Segundo informações repassadas pela polícia, o suspeito já tinha algumas passagens pela polícia, uma por receptação e quatro passagens por roubo. Ultimamente, estava atuando como pastor evangélico em Montes Claros.

Além do pastor, a mãe da menina também foi presa acusada dos mesmos crimes. Conforme informações, a mulher teve um relacionamento com o pastor por um ano. Segundo a polícia, foi neste período que a vítima foi abusada pelo suspeito, mas a mãe não denunciou o caso.

Veja o vídeo com uma reportagem sobre o assunto:

Conforme informações policiais, a vítima apareceu com vários hematomas pelo corpo e tinha mudado o seu comportamento.
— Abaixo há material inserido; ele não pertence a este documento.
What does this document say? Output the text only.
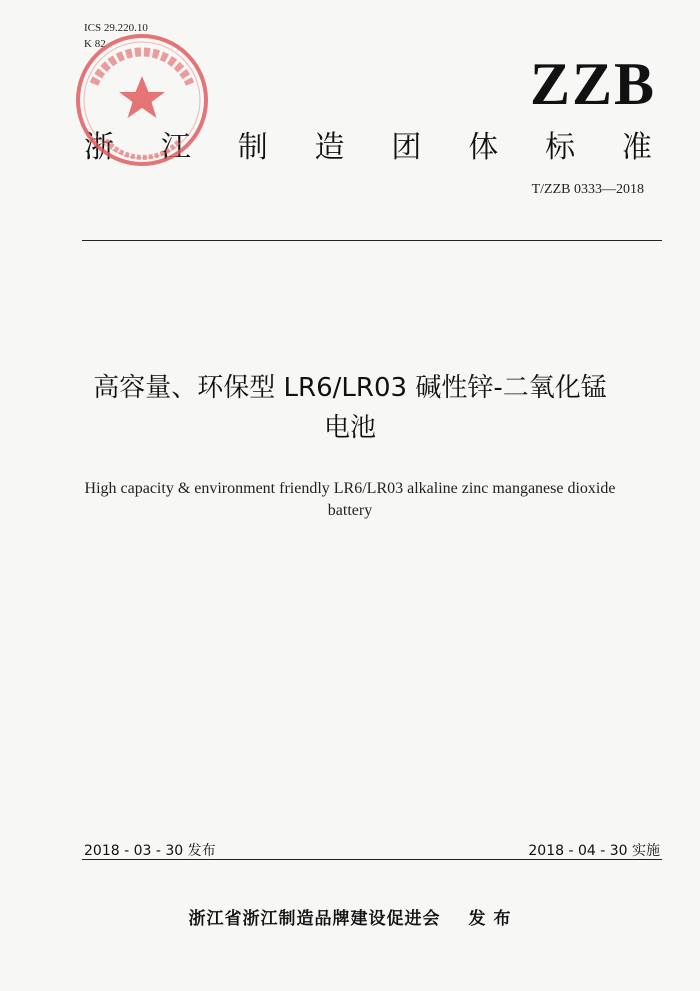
ICS 29.220.10
K 82
ZZB
浙 江 制 造 团 体 标 准
T/ZZB 0333—2018
高容量、环保型 LR6/LR03 碱性锌-二氧化锰
电池
High capacity & environment friendly LR6/LR03 alkaline zinc manganese dioxide
battery
2018 - 03 - 30 发布	2018 - 04 - 30 实施
浙江省浙江制造品牌建设促进会 发 布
Os exames feitos na vítima comprovaram os abusos sofridos pela vítima, além dos desenhos que a vítima desenhou com o suspeito abusando sexualmente dela, que, segundo a polícia, foi anexado como prova ao inquérito.

De acordo com os policiais, as torturas iam de prender o dedo da vítima na porta a obrigar a criança a tomar refrigerante com pimenta.

Ainda segundo eles, tudo era para intimidar a vítima para que ela não revelasse que estava sendo vítima de abuso sexual. A vítima está sobre os cuidados dos avós maternos e está recebendo ajuda psicológica.